Like the rest of the world, I’ve had great bosses, good bosses, and horrible bosses, but I can quite honestly say, that every single boss I’ve had has taught me a valuable life lesson.
As I look at how far I’ve come in my career, thus far, I can safely say that these five pieces of advice (and a lot of passion for digital marketing) have got me where I am today.
You Can’t Depend on a Company to Set Your Career Path, Take Control of it Yourself
When I first got this advice, I kind of brushed it off. And then, when I was 24, the company I worked for did some lay-offs and I lost my job. I’d been there for three years and I was counting on them to help me rise through the ranks, but in the end a company is just a ship, and you’re a sailor. If the sink is shipping, the captain has no problem throwing sailors overboard to keep it afloat.
There were days when there was shared loyalty between companies and employees, but as we all know, those days are pretty much gone. Don’t wait for your boss to promote you, ask for it. Don’t like what you’re doing? Find your passion. It took me eight years and five jobs to find a company and a job that I loved.
Remember: you have to look out for you.
Dance With the Music
I’m the first to admit it: I’m stubborn. I’ve even told people that want me to rush to get something done “Your lack of preparation does not constitute an emergency on my part.” And I was wrong.
If you’ve read my blog before, you know that I’ve talked about this one before, but to me, it’s probably the most powerful and life-changing one for me. Dancing with the music is accepting people for who they are, flaws and all. And you have to accept that not everyone is going to have their….stuff…together all the time. You just gotta roll with it, help clean up the mess and keep smiling.
Trust me, people will notice.
Talk to Me Like a Two Year Old
Do you give your boss too many details? Well stop. One manager used to tell me to talk to him/her like a two year old, meaning “Just give me the salient points, the big picture, and keep it moving.” Noted and done.
People tend to over-communicate to show all of the hard work they’ve been doing. But results speak for themselves. There’s something to be said for being succinct.
Don’t Look to Your Boss for Solutions, Give Them Options
I was very, very guilty of this up until about a year ago. If I didn’t know how to approach a situation, I’d go to my boss and say, “What should I do?”
Well, one day when I was speaking with that boss, he/she said the best advice that he/she had ever received was to come to your manager with options and recommendations.
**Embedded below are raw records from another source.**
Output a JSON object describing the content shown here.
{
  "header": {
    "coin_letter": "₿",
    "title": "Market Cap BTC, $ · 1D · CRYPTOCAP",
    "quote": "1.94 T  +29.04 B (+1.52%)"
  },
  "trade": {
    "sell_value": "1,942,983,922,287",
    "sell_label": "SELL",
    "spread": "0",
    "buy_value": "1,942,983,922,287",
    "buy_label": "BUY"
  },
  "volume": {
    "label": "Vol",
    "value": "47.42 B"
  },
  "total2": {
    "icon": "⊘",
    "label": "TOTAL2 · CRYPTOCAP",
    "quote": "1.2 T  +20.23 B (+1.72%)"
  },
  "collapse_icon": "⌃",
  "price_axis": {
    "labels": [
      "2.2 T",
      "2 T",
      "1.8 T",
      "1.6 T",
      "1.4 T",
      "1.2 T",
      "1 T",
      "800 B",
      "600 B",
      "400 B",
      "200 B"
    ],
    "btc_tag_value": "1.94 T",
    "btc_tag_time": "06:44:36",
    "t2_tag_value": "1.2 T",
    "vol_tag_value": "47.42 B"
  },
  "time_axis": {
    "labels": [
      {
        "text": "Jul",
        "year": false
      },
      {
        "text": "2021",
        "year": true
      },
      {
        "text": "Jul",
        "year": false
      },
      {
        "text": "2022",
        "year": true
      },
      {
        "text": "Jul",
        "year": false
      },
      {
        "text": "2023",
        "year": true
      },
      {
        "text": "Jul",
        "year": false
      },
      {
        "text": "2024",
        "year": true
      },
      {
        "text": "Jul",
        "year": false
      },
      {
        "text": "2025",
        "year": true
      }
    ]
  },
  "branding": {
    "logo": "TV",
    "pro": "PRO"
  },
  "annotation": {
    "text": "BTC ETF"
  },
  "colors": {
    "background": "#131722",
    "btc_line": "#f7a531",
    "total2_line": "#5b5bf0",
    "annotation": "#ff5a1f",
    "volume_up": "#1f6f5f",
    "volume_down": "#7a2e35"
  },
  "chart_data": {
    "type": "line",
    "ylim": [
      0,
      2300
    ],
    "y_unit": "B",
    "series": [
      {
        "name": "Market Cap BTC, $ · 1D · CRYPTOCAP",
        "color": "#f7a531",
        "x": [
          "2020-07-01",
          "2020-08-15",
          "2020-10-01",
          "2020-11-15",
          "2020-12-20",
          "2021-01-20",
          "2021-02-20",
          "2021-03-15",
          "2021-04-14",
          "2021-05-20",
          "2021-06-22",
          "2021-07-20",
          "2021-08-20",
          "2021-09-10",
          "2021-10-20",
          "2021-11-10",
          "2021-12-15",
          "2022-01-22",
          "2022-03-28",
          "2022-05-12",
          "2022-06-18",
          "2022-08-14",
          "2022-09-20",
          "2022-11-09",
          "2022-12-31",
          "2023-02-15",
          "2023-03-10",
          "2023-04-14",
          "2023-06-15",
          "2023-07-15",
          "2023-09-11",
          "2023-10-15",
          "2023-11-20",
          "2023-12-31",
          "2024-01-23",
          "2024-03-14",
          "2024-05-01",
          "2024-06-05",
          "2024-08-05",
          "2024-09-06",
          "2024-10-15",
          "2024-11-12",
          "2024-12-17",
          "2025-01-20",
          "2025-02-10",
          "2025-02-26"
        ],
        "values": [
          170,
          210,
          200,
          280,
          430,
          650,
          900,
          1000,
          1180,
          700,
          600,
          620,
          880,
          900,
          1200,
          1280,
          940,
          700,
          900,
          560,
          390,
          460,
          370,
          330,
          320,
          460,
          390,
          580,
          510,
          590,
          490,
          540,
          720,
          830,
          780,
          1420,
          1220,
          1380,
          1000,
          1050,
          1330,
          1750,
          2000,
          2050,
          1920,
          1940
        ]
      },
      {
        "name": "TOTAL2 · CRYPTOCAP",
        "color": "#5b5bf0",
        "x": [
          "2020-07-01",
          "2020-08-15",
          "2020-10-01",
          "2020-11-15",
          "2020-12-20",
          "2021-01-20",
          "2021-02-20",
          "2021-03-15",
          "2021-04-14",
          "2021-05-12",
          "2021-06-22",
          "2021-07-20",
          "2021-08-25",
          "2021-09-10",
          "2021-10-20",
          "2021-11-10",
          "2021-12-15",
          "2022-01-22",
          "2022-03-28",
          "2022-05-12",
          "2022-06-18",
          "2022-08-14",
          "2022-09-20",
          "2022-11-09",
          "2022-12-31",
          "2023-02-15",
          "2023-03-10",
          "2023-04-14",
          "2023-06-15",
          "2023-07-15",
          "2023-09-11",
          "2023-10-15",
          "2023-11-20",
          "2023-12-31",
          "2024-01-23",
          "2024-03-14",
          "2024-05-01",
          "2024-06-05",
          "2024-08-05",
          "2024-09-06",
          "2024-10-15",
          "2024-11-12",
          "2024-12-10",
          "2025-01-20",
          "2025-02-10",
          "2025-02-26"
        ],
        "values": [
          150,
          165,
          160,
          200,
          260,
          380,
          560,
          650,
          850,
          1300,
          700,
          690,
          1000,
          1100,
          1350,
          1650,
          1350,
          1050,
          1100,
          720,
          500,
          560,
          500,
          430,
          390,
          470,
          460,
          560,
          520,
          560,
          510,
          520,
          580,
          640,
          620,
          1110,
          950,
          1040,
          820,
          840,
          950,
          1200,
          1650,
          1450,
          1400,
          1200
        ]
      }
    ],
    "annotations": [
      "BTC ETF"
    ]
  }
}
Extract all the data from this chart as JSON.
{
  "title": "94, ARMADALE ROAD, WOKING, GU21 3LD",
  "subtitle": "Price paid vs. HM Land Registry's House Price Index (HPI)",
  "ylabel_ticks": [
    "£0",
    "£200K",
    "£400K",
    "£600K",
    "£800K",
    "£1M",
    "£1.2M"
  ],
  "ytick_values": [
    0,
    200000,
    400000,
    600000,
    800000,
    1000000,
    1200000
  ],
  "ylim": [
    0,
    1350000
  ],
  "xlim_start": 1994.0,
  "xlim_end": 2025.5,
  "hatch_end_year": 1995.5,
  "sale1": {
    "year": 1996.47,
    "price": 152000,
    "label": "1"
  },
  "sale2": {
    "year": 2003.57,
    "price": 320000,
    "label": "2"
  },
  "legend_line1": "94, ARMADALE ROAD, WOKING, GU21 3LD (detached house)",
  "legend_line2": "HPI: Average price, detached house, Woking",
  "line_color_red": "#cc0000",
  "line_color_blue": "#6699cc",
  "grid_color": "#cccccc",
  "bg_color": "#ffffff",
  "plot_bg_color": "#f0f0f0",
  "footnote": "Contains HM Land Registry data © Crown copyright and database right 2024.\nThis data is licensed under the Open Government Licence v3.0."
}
The options give them the tools to make a decision, the recommendation gives you a chance to show leadership.
Ever since then, I’ve made that my standard procedure and it’s always met with gratitude by managers.
Don’t Drink the Koolaid
Now, this piece of advice wasn’t given to me by a manager, but it’s worth mentioning.
You notice how when you start a job at a new company, there are so many things that are done a certain way because that’s how they’ve always done it, but as an outsider it makes complete and utter nonsense? Then, as you work there longer, that utter nonsense becomes more and more normal?
That’s called drinking the Koolaid, and you should avoid it at all costs.
When you drink the Koolaid, you’re just accepting the status quo and aren’t able to look at your brand/company with fresh eyes; creativity and innovation quickly disappear. Stay that “outsider” as long as you can and you’ll quickly rise to the top.
Always Use Bullet Points in Long Emails
Riveting, I know. But that was the advice I was given the first week, of my very first job in corporate America by my very first boss after he/she received an annoyingly long, blocky email. And to this day, I think it was one of the best pieces of advice I’ve ever received.
Why? People only half-read most things anyway, and when you break an email up into key takeaways, it makes skimming and comprehending a heck of a lot easier. And it’s more visually appealing.
So whether I’m writing a personal email or creating an email marketing message, I always remember bullets! And again, this is something that every boss I’ve worked for since has complimented me on. So simple, yet so impactful!
So what say you? What’s the best piece of advice you’ve ever received from a boss?